Now it is 'loudness' that is everyone's hype. We want BOOMS, and I mean loud BOOMS. Impressive BOOMS. Hey, there it is again 'impressive'. This loudness thing is a very interesting subject, what bands basically want is to stand out against other bands. This is very important as melodically dance music is not very refined. A single simple melodic theme with a booming rhythm is all it takes. But both the rhythm and theme have to be catchy and loud. Loudness has to do with the contrasts in the volume dynamics of the sound and especially how the 'body' of a sound stands out against the attack phase of a sound. This has a lot to do with how we perceive sounds and the single elements that make up a sound. Making fat sounds in the modern meaning can be compared to cooking. We have a recipe with several ingredients, but several people cooking the same recipe can come up with distinctly different tasting meals. So you have to augment your skills as a good 'sound' cook to come up with fat sounds. As the orchestral sounds are actually quit easy to make, modern fat sounds need a lot more attention to detail.

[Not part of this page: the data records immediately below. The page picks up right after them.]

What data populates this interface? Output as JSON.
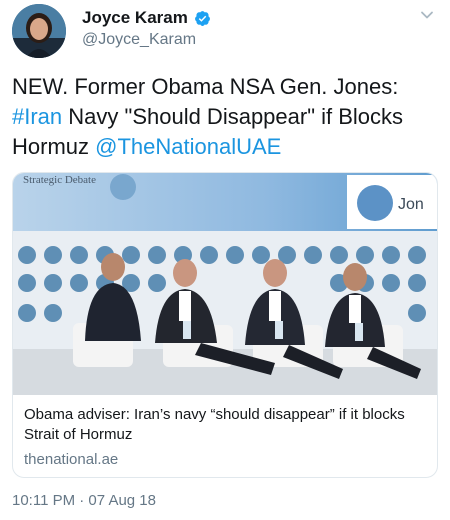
{
  "author": {
    "display_name": "Joyce Karam",
    "handle": "@Joyce_Karam",
    "verified": true
  },
  "tweet": {
    "line_prefix": "NEW. Former Obama NSA Gen. Jones: ",
    "hashtag": "#Iran",
    "middle": " Navy \"Should Disappear\" if Blocks Hormuz ",
    "mention": "@TheNationalUAE"
  },
  "card": {
    "image_banner_text": "Strategic Debate",
    "image_nameplate_text": "Jon",
    "title": "Obama adviser: Iran’s navy “should disappear” if it blocks Strait of Hormuz",
    "domain": "thenational.ae"
  },
  "timestamp": "10:11 PM · 07 Aug 18",
  "colors": {
    "link": "#1b95e0",
    "secondary_text": "#657786",
    "verified_badge": "#1da1f2",
    "card_border": "#e1e8ed"
  },
  "icons": {
    "verified": "verified-badge-icon",
    "menu": "chevron-down-icon"
  }
}
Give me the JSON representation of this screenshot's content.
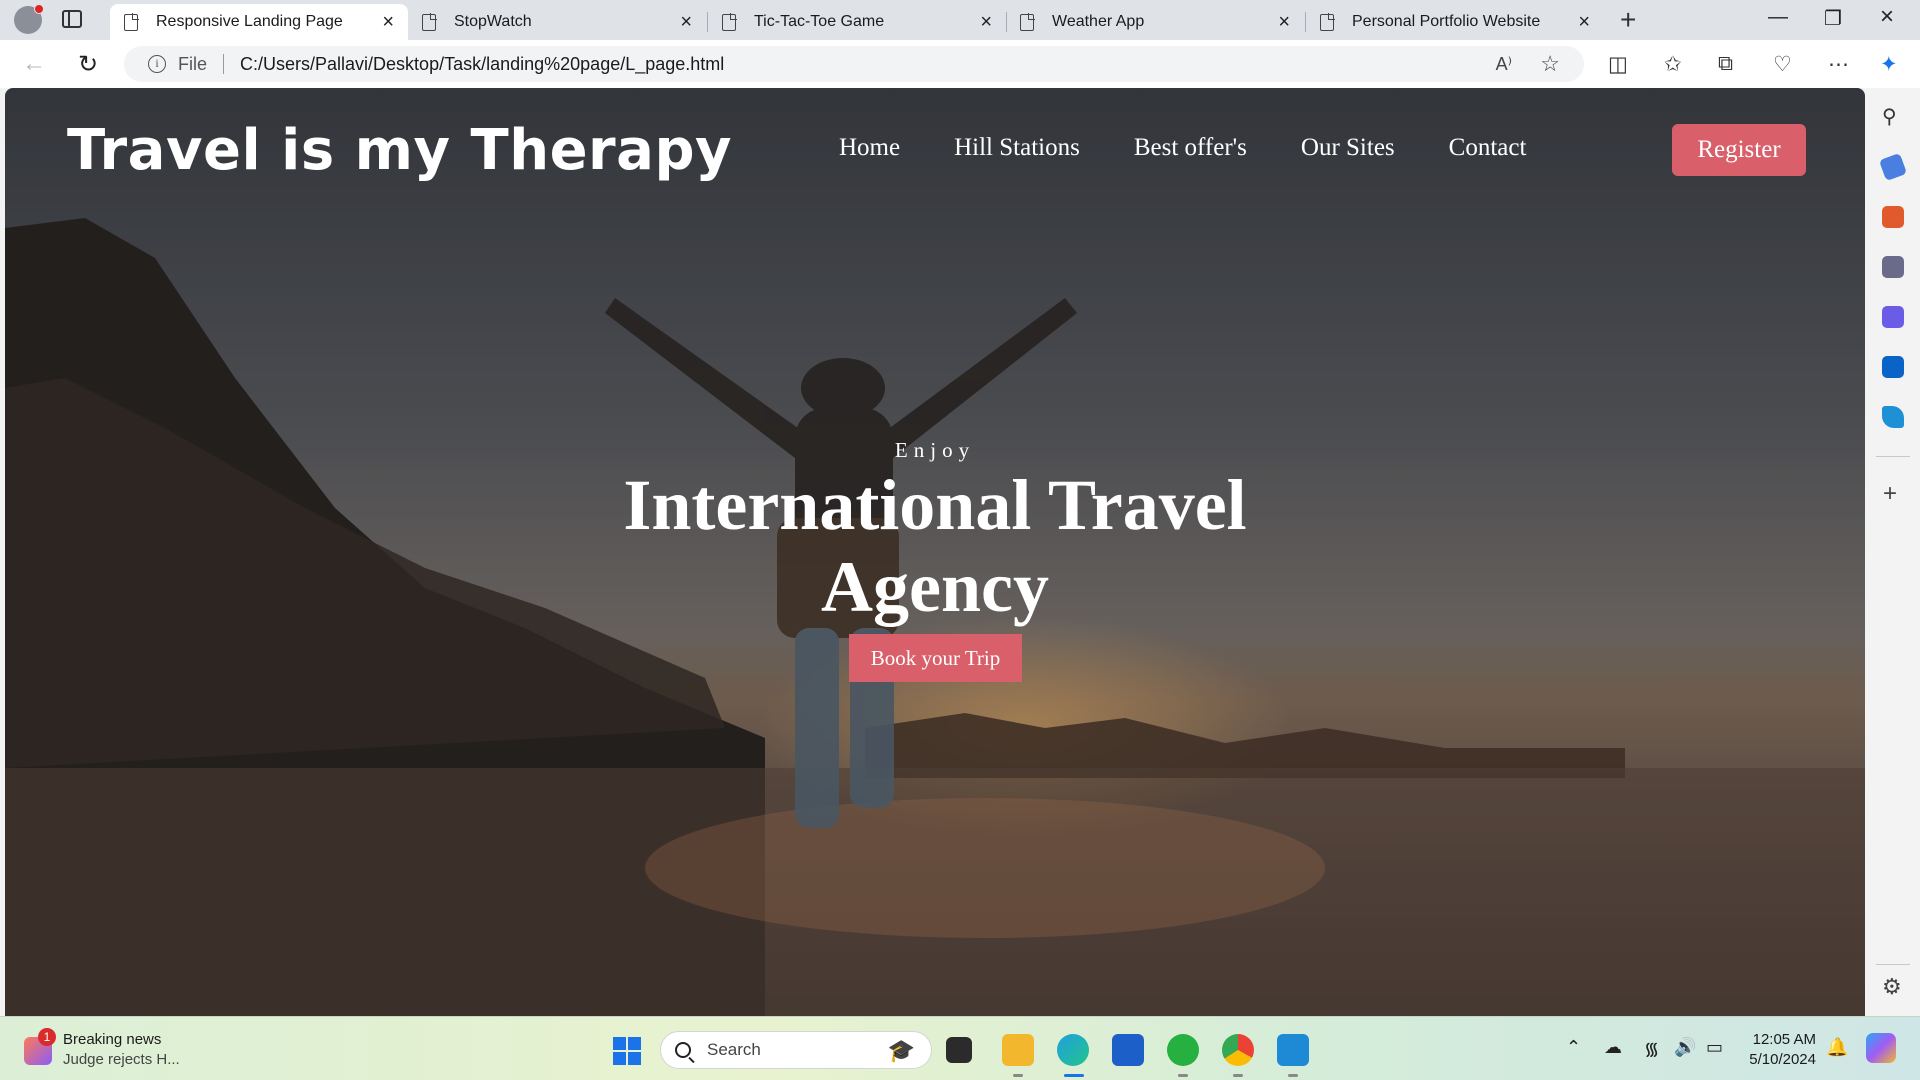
{
  "browser": {
    "tabs": [
      {
        "label": "Responsive Landing Page",
        "active": true
      },
      {
        "label": "StopWatch",
        "active": false
      },
      {
        "label": "Tic-Tac-Toe Game",
        "active": false
      },
      {
        "label": "Weather App",
        "active": false
      },
      {
        "label": "Personal Portfolio Website",
        "active": false
      }
    ],
    "address": {
      "scheme_label": "File",
      "url": "C:/Users/Pallavi/Desktop/Task/landing%20page/L_page.html"
    }
  },
  "page": {
    "brand": "Travel is my Therapy",
    "nav": [
      "Home",
      "Hill Stations",
      "Best offer's",
      "Our Sites",
      "Contact"
    ],
    "register_label": "Register",
    "hero": {
      "eyebrow": "Enjoy",
      "headline_line1": "International Travel",
      "headline_line2": "Agency",
      "cta_label": "Book your Trip"
    },
    "colors": {
      "accent": "#d9606a",
      "text": "#ffffff"
    }
  },
  "taskbar": {
    "news_badge": "1",
    "news_title": "Breaking news",
    "news_sub": "Judge rejects H...",
    "search_placeholder": "Search",
    "time": "12:05 AM",
    "date": "5/10/2024"
  }
}
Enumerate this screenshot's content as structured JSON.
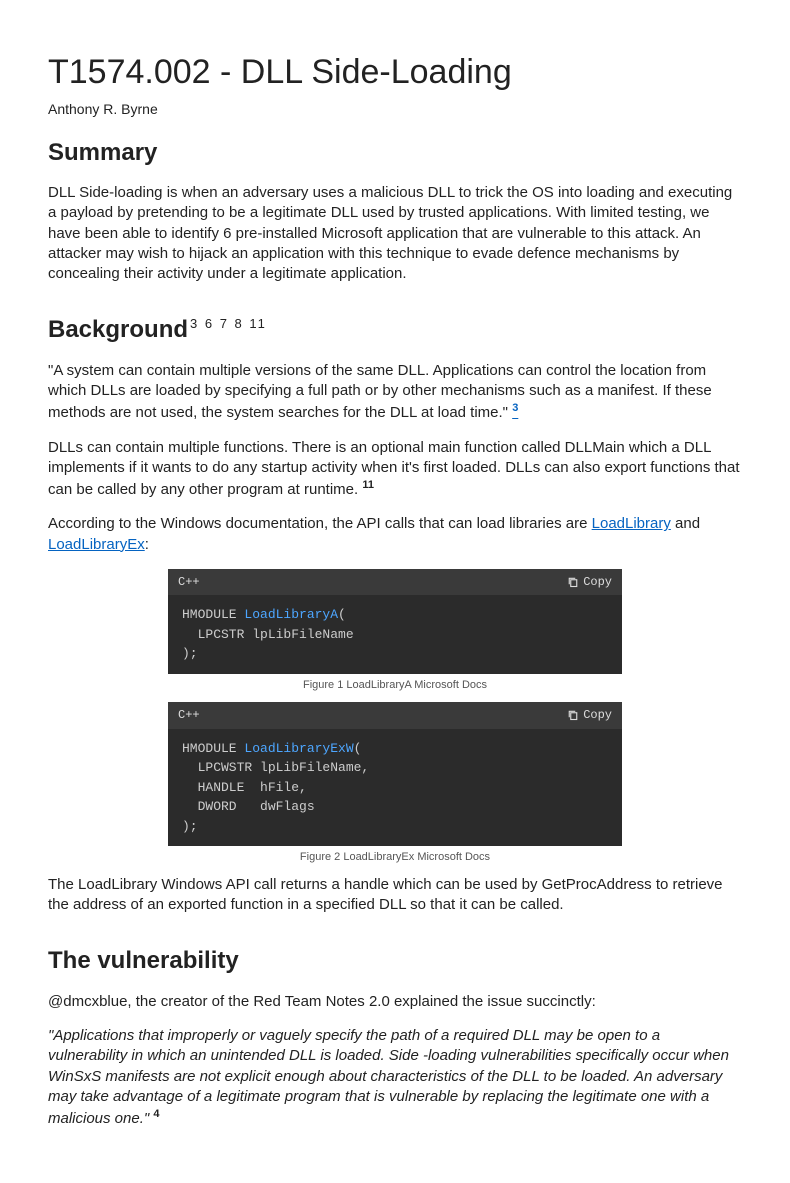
{
  "title": "T1574.002 - DLL Side-Loading",
  "author": "Anthony R. Byrne",
  "summary": {
    "heading": "Summary",
    "body": "DLL Side-loading is when an adversary uses a malicious DLL to trick the OS into loading and executing a payload by pretending to be a legitimate DLL used by trusted applications. With limited testing, we have been able to identify 6 pre-installed Microsoft application that are vulnerable to this attack. An attacker may wish to hijack an application with this technique to evade defence mechanisms by concealing their activity under a legitimate application."
  },
  "background": {
    "heading": "Background",
    "refs": "3 6 7 8 11",
    "p1_text": "\"A system can contain multiple versions of the same DLL. Applications can control the location from which DLLs are loaded by specifying a full path or by other mechanisms such as a manifest. If these methods are not used, the system searches for the DLL at load time.\" ",
    "p1_ref": "3",
    "p2_text": "DLLs can contain multiple functions. There is an optional main function called DLLMain which a DLL implements if it wants to do any startup activity when it's first loaded. DLLs can also export functions that can be called by any other program at runtime. ",
    "p2_ref": "11",
    "p3_pre": "According to the Windows documentation, the API calls that can load libraries are ",
    "link1": "LoadLibrary",
    "p3_mid": " and ",
    "link2": "LoadLibraryEx",
    "p3_end": ":",
    "code1": {
      "lang": "C++",
      "copy": "Copy",
      "caption": "Figure 1 LoadLibraryA Microsoft Docs",
      "l1a": "HMODULE ",
      "l1b": "LoadLibraryA",
      "l1c": "(",
      "l2": "  LPCSTR lpLibFileName",
      "l3": ");"
    },
    "code2": {
      "lang": "C++",
      "copy": "Copy",
      "caption": "Figure 2 LoadLibraryEx Microsoft Docs",
      "l1a": "HMODULE ",
      "l1b": "LoadLibraryExW",
      "l1c": "(",
      "l2": "  LPCWSTR lpLibFileName,",
      "l3": "  HANDLE  hFile,",
      "l4": "  DWORD   dwFlags",
      "l5": ");"
    },
    "p4": "The LoadLibrary Windows API call returns a handle which can be used by GetProcAddress to retrieve the address of an exported function in a specified DLL so that it can be called."
  },
  "vuln": {
    "heading": "The vulnerability",
    "p1": "@dmcxblue, the creator of the Red Team Notes 2.0 explained the issue succinctly:",
    "quote": "\"Applications that improperly or vaguely specify the path of a required DLL may be open to a vulnerability in which an unintended DLL is loaded. Side -loading vulnerabilities specifically occur when WinSxS manifests are not explicit enough about characteristics of the DLL to be loaded. An adversary may take advantage of a legitimate program that is vulnerable by replacing the legitimate one with a malicious one.\" ",
    "quote_ref": "4"
  }
}
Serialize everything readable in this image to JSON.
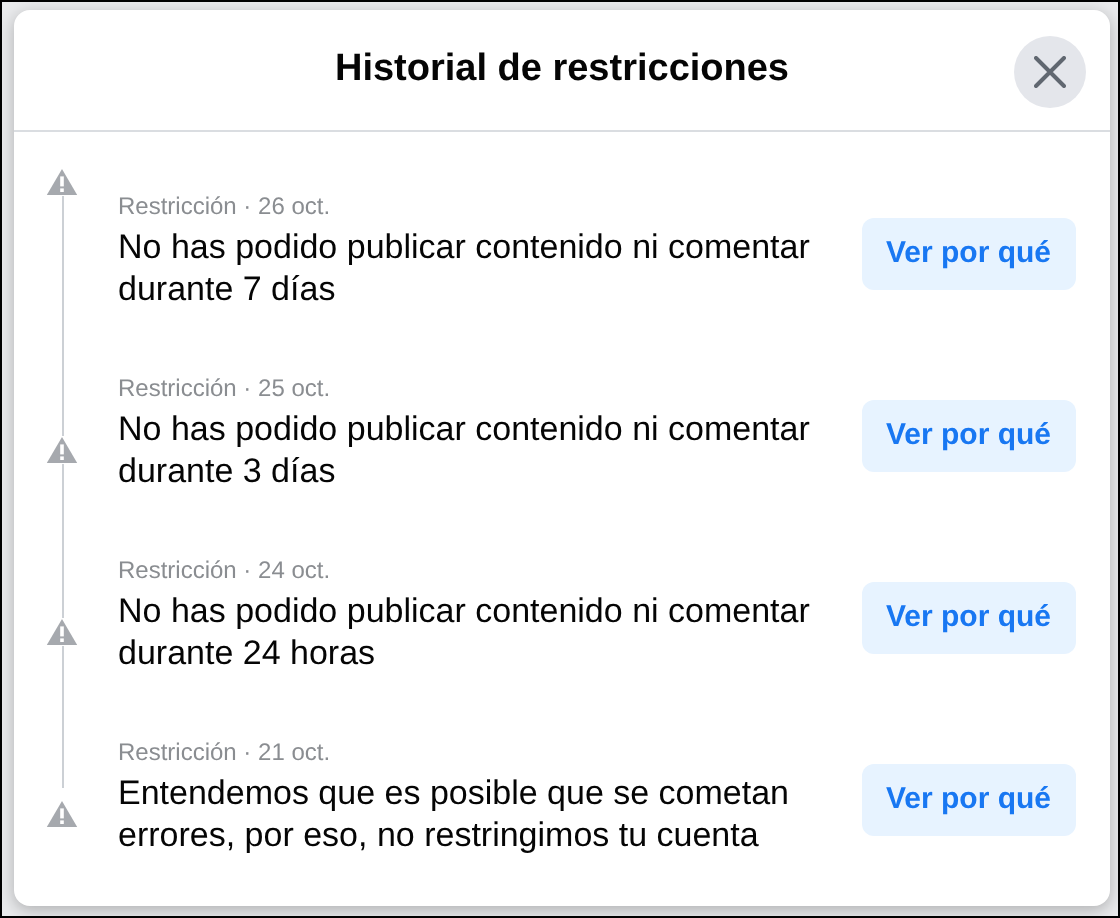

So now we know what to do. We need to make a patch where several modules are going to modulate each other in a way that we end up with an impressive sound, either loud, orchestral or both. For this we need to know the oscillators very well, so we start to look at the Nord Modular oscillators first. The most versatile oscillators are Oscillator A and SlaveOscillator A. First Oscillator A. We have the ability to modulate the frequency in a logarithmic fashion on the pitch inputs. The pitch can also be modulated in a linear fashion on input FMA. We can sync the oscillators wave forms to another oscillator and when choosing for a square wave form we can modulate the pulsewidth of the wave form. SlaveOscillator A has the same possibilities except for the pulsewidth modulation but as a very interesting extra it has a controllable amplifier built in, this is the AM input. This input is actually a so-called fourquadrant multiplier, better known as a ringmodulator. When connecting such an oscillator to an output module and listening to the sound, we hear a very static sound. The sine wave is the dullest of all, but tune is to a low bass sound and you will hear that it does have a distinct loud quality in the lowest registers. More than the other wave forms. Try this out and hear the difference. In the higher registers it is especially the saw and the square that sound louder. Here is already the first clue. Add some sine wavelike wave form as a suboscillator to a sound e.g. SlaveOscillator E, give this oscillator its own ADSR with a somewhat slow attack around 35 ms but always slower than the other oscillators, a full sustain and a somewhat longer release than the other oscillators and the sound starts to gain loudness. (Watch your speakers!)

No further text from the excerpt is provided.